Part 3: Exploratory data analysis

  1. Collect all data for answering the three questions.
  2. Strategy for NA handling - Take the mean of the variable by state for all measures. Remove NA rows from categorical variables.
  3. Plot using GGPLOT to find visualize the relationship
veterans.health <-
  brfss2013 %>% select(
  one_of(
  "seqno",
  "X_state",
  "idate",
  "veteran3",
  "genhlth",
  "physhlth",
  "menthlth",
  "poorhlth",
  "strength",
  "bphigh4",
  "sleptim1",
  "alcday5",
  "chckidny",
  "misnervs",
  "addepev2",
  "cvdinfr4",
  "sex",
  "bphigh4"
  )
  )



impute.mean <-
  function(x)
    replace(x, is.na(x), round(mean(x, na.rm = TRUE), 0))


veterans.health.impute <-
  ddply(
    veterans.health,
    ~ X_state,
    transform,
    poorhlth = impute.mean(poorhlth),
    menthlth = impute.mean(menthlth),
    physhlth = impute.mean(physhlth),
    strength = impute.mean(strength),
    sleptim1 = impute.mean(sleptim1),
    alcday5=impute.mean(alcday5)
  )


veterans.health.impute <-
  veterans.health.impute[complete.cases(veterans.health.impute),]

Research question 1:

  1. Group the data set by general health and veteran status
  2. Draw the plot visualizing the trend between general health and strength training and segregate veterans and non veterans
veterans.health.chart <-
veterans.health.impute %>% group_by(genhlth, veteran3) %>%
dplyr::summarize(
avg.strength = mean(strength),
avg.physhlth = mean(physhlth),
menthlth = mean(menthlth)
)



ggplot(veterans.health.chart) + aes(genhlth, (avg.strength)) + geom_point(aes(shape =
veteran3), size =
3, color =
"firebrick")  +  theme(plot.title = element_text(hjust = 0.5, face = "bold")) +
labs(title = "coorelation between\n general health and strength", x = "general health", y =
"strength training days") + theme(legend.title = element_text(color = "Black", face =
"bold")) + scale_shape_discrete(name = "Veteran Status")
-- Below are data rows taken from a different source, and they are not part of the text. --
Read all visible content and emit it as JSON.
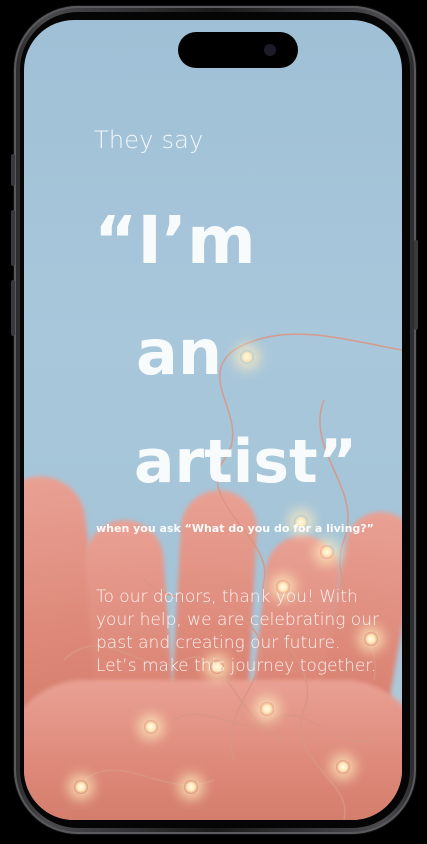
{
  "screen": {
    "intro": "They say",
    "quote_line_1": "“I’m",
    "quote_line_2": "an",
    "quote_line_3": "artist”",
    "ask_text": "when you ask “What do you do for a living?”",
    "thanks_text": "To our donors, thank you! With your help, we are celebrating our past and creating our future. Let’s make this journey together."
  },
  "colors": {
    "background_sky": "#a9c7db",
    "hand_tone": "#dd8878",
    "text": "#ffffff",
    "frame": "#2b2b2d"
  },
  "icons": {
    "camera": "front-camera-icon"
  }
}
** Observations from Question1:**

  1. There seems to be a relatonship between the general health and number of days done in strength - People who have a better health have trained more number of days

  2. Veterans seem to strength train more than non veterans

  3. Veterans have a better health condition than non veterans

Research question 2: 1. To draw up a corelation analysis, there cannot be character variables. Convert the characters variables into binary(yes=1,no=0)

corr.data <-
  veterans.health %>% select(one_of("menthlth", "addepev2", "cvdinfr4","physhlth")) %>%
  mutate(depression = ifelse(tolower(addepev2) == "yes", 1, 0),heartattack=ifelse(tolower(cvdinfr4) == "yes", 1, 0))%>%select(one_of("menthlth","depression","heartattack","physhlth"))
  
corr.data<-na.delete(corr.data)

cor(corr.data)
##               menthlth depression heartattack  physhlth
## menthlth    1.00000000 0.40879519  0.04952884 0.3474583
## depression  0.40879519 1.00000000  0.05276773 0.2385387
## heartattack 0.04952884 0.05276773  1.00000000 0.1570841
## physhlth    0.34745831 0.23853865  0.15708407 1.0000000
Corr.Chart <- cor(corr.data)
corrplot(Corr.Chart, method="ellipse")

Observations from the correlation plot

  1. There is a positive correlation between mental health and Depression. So higher number of days with bad mental health higher is the depression

  2. There is a positive correlation between Physical health and mental health. Bad physical=Bad mental health

Research question 3:

ggplot(veterans.health.impute)+aes(misnervs,(sleptim1))+geom_boxplot(fill="firebrick")+facet_wrap(~sex)+theme(plot.title = element_text(hjust = 0.5, face = "bold")) +
labs(title = "Relationship between sleep and nervousness", x = "Frequency of nervousness", y =
"Number of hours of sleep") + theme(legend.title = element_text(color = "Black", face =
"bold")) 

Observation from research question 3

  1. Anxiety level seems to be related to number of hours slept. People who feel nervous all the time have an average sleep time less than those who are less anxious.